Response by poster: I set it to stereo and it helps but now nothing at all is coming out of my rear speakers. Is there a way to keep both?
posted by Strass at 7:05 PM on September 28, 2011


I had this same problem on my XBMC install. The issue is that XBMC has no sort of dynamic range compression built in. This is a much lamented omission that will hopefully be corrected in a future version.

In any case, you can solve the problem easily enough assuming you're using Windows 7. Here's what I did:

Open Control Panel
Click Sounds
Select your default speakers on the Playback tab and click Properties
Click Enhancments
Check the box marked Loudness Equalization
Optional: Click Settings after checking Loudness Equalization and play with the release time. Basically, this affects how long the dampening will last on sudden loud noises.

Since enabling this I've had little to no problems with sudden volume bursts on my XBMC install (which I use exclusively all media playback on my HTPC - DVDs, Blu-Rays, music, etc).
posted by sprocket87 at 12:21 PM on October 1, 2011 [1 favorite]

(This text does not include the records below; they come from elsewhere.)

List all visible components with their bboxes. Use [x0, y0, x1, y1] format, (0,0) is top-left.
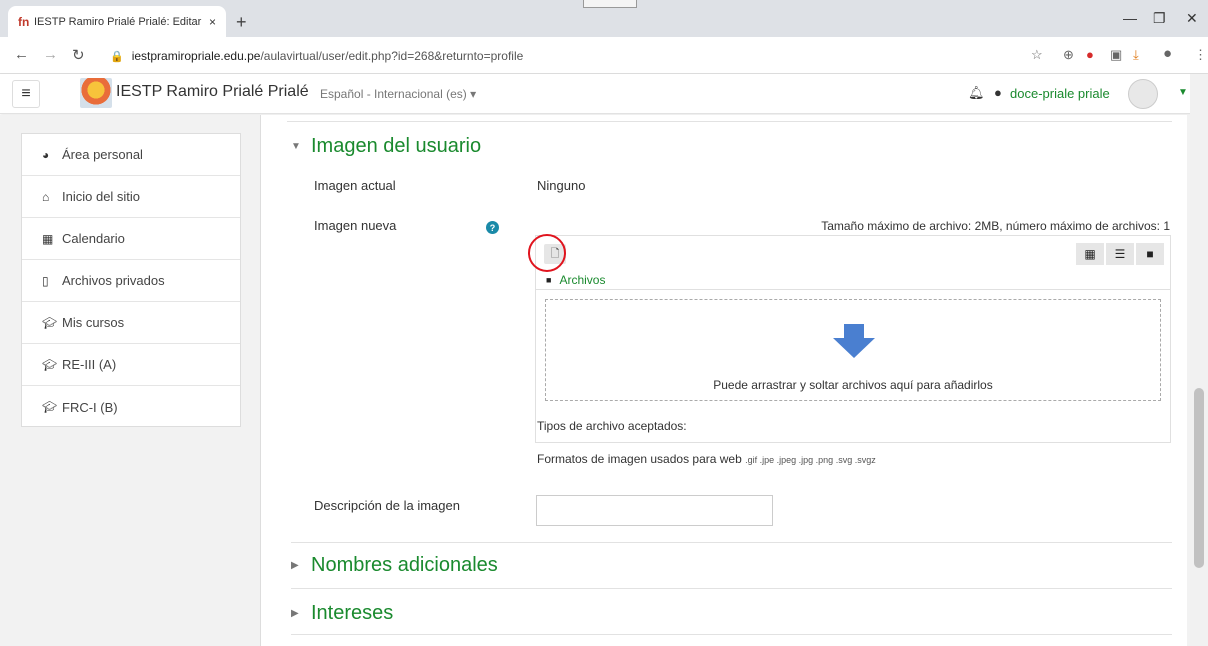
camera-extension-icon[interactable]: ▣	[1110, 47, 1122, 63]
sidebar-item-course-re-iii[interactable]: 🎓︎ RE-III (A)	[22, 344, 240, 386]
divider	[291, 542, 1172, 543]
hamburger-menu-icon[interactable]: ≡	[12, 80, 40, 108]
browser-toolbar: ← → ↻ 🔒 iestpramiropriale.edu.pe/aulavir…	[0, 37, 1208, 74]
max-file-size-info: Tamaño máximo de archivo: 2MB, número má…	[821, 219, 1170, 233]
section-title: Imagen del usuario	[311, 135, 482, 157]
avatar[interactable]	[1128, 79, 1158, 109]
file-icon: ▯	[42, 273, 49, 288]
drop-instructions: Puede arrastrar y soltar archivos aquí p…	[713, 378, 993, 392]
home-icon: ⌂	[42, 189, 50, 204]
new-tab-icon[interactable]: +	[236, 12, 247, 33]
site-favicon-icon: fn	[18, 14, 30, 29]
sidebar-item-home[interactable]: ⌂ Inicio del sitio	[22, 176, 240, 218]
back-icon[interactable]: ←	[14, 46, 29, 63]
browser-menu-icon[interactable]: ⋮	[1194, 47, 1207, 63]
page-scrollbar[interactable]	[1190, 74, 1208, 646]
sidebar-item-dashboard[interactable]: ◕ Área personal	[22, 134, 240, 176]
sidebar-item-label: Calendario	[62, 231, 125, 246]
extension-icon[interactable]: ⊕	[1063, 47, 1074, 63]
window-close-icon[interactable]: ✕	[1186, 10, 1198, 27]
reload-icon[interactable]: ↻	[72, 46, 85, 64]
scrollbar-thumb[interactable]	[1194, 388, 1204, 568]
sidebar-item-label: Área personal	[62, 147, 143, 162]
folder-icon: ■	[546, 274, 552, 285]
user-menu-caret-icon[interactable]: ▼	[1178, 87, 1188, 98]
lock-icon: 🔒	[110, 50, 124, 63]
download-icon[interactable]: ⤓	[1133, 47, 1139, 63]
divider	[291, 588, 1172, 589]
url-text: iestpramiropriale.edu.pe/aulavirtual/use…	[131, 49, 524, 63]
maximize-icon[interactable]: ❐	[1153, 10, 1166, 27]
image-description-input[interactable]	[536, 495, 773, 526]
sidebar-item-label: Inicio del sitio	[62, 189, 141, 204]
bookmark-star-icon[interactable]: ☆	[1031, 47, 1043, 63]
profile-icon[interactable]: ●	[1163, 45, 1172, 62]
graduation-cap-icon: 🎓︎	[42, 400, 58, 414]
section-additional-names-header[interactable]: ▶ Nombres adicionales	[291, 554, 498, 577]
help-icon[interactable]: ?	[486, 221, 499, 234]
current-image-value: Ninguno	[537, 178, 586, 193]
accepted-types-label: Tipos de archivo aceptados:	[537, 419, 687, 433]
section-user-image-header[interactable]: ▼ Imagen del usuario	[291, 135, 481, 158]
address-bar[interactable]: 🔒 iestpramiropriale.edu.pe/aulavirtual/u…	[110, 43, 1020, 69]
sidebar-item-private-files[interactable]: ▯ Archivos privados	[22, 260, 240, 302]
notifications-bell-icon[interactable]: 🔔︎	[968, 85, 985, 101]
file-manager: 🗋︎ ▦ ☰ ■ ■ Archivos Puede arrastrar y so…	[528, 234, 1171, 443]
caret-down-icon: ▼	[291, 141, 301, 152]
download-arrow-icon	[833, 324, 875, 358]
current-image-label: Imagen actual	[314, 178, 396, 193]
highlight-circle	[528, 234, 566, 272]
caret-right-icon: ▶	[291, 608, 299, 619]
sidebar-item-label: Mis cursos	[62, 315, 125, 330]
section-interests-header[interactable]: ▶ Intereses	[291, 602, 393, 625]
main-content: ▼ Imagen del usuario Imagen actual Ningu…	[260, 115, 1187, 646]
list-view-icon[interactable]: ☰	[1106, 243, 1134, 265]
forward-icon[interactable]: →	[43, 46, 58, 63]
site-name[interactable]: IESTP Ramiro Prialé Prialé	[116, 83, 309, 101]
browser-tab[interactable]: fn IESTP Ramiro Prialé Prialé: Editar ×	[8, 6, 226, 37]
sidebar-item-calendar[interactable]: ▦ Calendario	[22, 218, 240, 260]
accepted-formats: Formatos de imagen usados para web .gif …	[537, 452, 876, 466]
icon-view-icon[interactable]: ▦	[1076, 243, 1104, 265]
divider	[287, 121, 1172, 122]
view-toggle-group: ▦ ☰ ■	[1074, 243, 1164, 265]
extension-m-icon[interactable]: ●	[1086, 47, 1094, 62]
messages-icon[interactable]: ●	[994, 85, 1002, 100]
section-title: Nombres adicionales	[311, 554, 498, 576]
language-selector[interactable]: Español - Internacional (es) ▾	[320, 87, 476, 101]
folder-link[interactable]: Archivos	[559, 273, 605, 287]
graduation-cap-icon: 🎓︎	[42, 357, 58, 372]
sidebar-item-label: Archivos privados	[62, 273, 165, 288]
user-menu-name[interactable]: doce-priale priale	[1010, 86, 1110, 101]
file-manager-path: ■ Archivos	[536, 270, 1170, 290]
nav-drawer: ◕ Área personal ⌂ Inicio del sitio ▦ Cal…	[21, 133, 241, 427]
graduation-cap-icon: 🎓︎	[42, 315, 58, 330]
tree-view-folder-icon[interactable]: ■	[1136, 243, 1164, 265]
sidebar-item-label: FRC-I (B)	[62, 399, 118, 415]
sidebar-item-course-frc-i[interactable]: 🎓︎ FRC-I (B)	[22, 386, 240, 428]
site-logo[interactable]	[80, 78, 112, 108]
sidebar-item-label: RE-III (A)	[62, 357, 117, 372]
tab-close-icon[interactable]: ×	[209, 15, 216, 29]
dashboard-icon: ◕	[42, 147, 50, 162]
divider	[291, 634, 1172, 635]
image-description-label: Descripción de la imagen	[314, 498, 460, 513]
site-navbar: ≡ IESTP Ramiro Prialé Prialé Español - I…	[0, 74, 1208, 114]
browser-tab-bar: fn IESTP Ramiro Prialé Prialé: Editar × …	[0, 0, 1208, 37]
section-title: Intereses	[311, 602, 394, 624]
tab-title: IESTP Ramiro Prialé Prialé: Editar	[34, 15, 202, 28]
calendar-icon: ▦	[42, 231, 54, 246]
file-drop-zone[interactable]: Puede arrastrar y soltar archivos aquí p…	[545, 299, 1161, 401]
minimize-icon[interactable]: —	[1123, 10, 1137, 26]
new-image-label: Imagen nueva	[314, 218, 397, 233]
window-drag-handle[interactable]	[583, 0, 637, 8]
sidebar-item-my-courses[interactable]: 🎓︎ Mis cursos	[22, 302, 240, 344]
caret-right-icon: ▶	[291, 560, 299, 571]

"which I use exclusively for all media playback..."
posted by sprocket87 at 12:22 PM on October 1, 2011


Oh, and I don't know what you're using for a stereo amplifier / receiver, but decent, newer receivers have compression control built in, which would probably be superior than Windows' built-in compressor anyway. Worth taking a look at your stereo receiver's manual to see if it has that.
posted by sprocket87 at 12:25 PM on October 1, 2011


Sorry for the quadruple post: After reading some more on the XBMC forums it looks like a compression control was actually added in a recent build (recent as in four days ago)!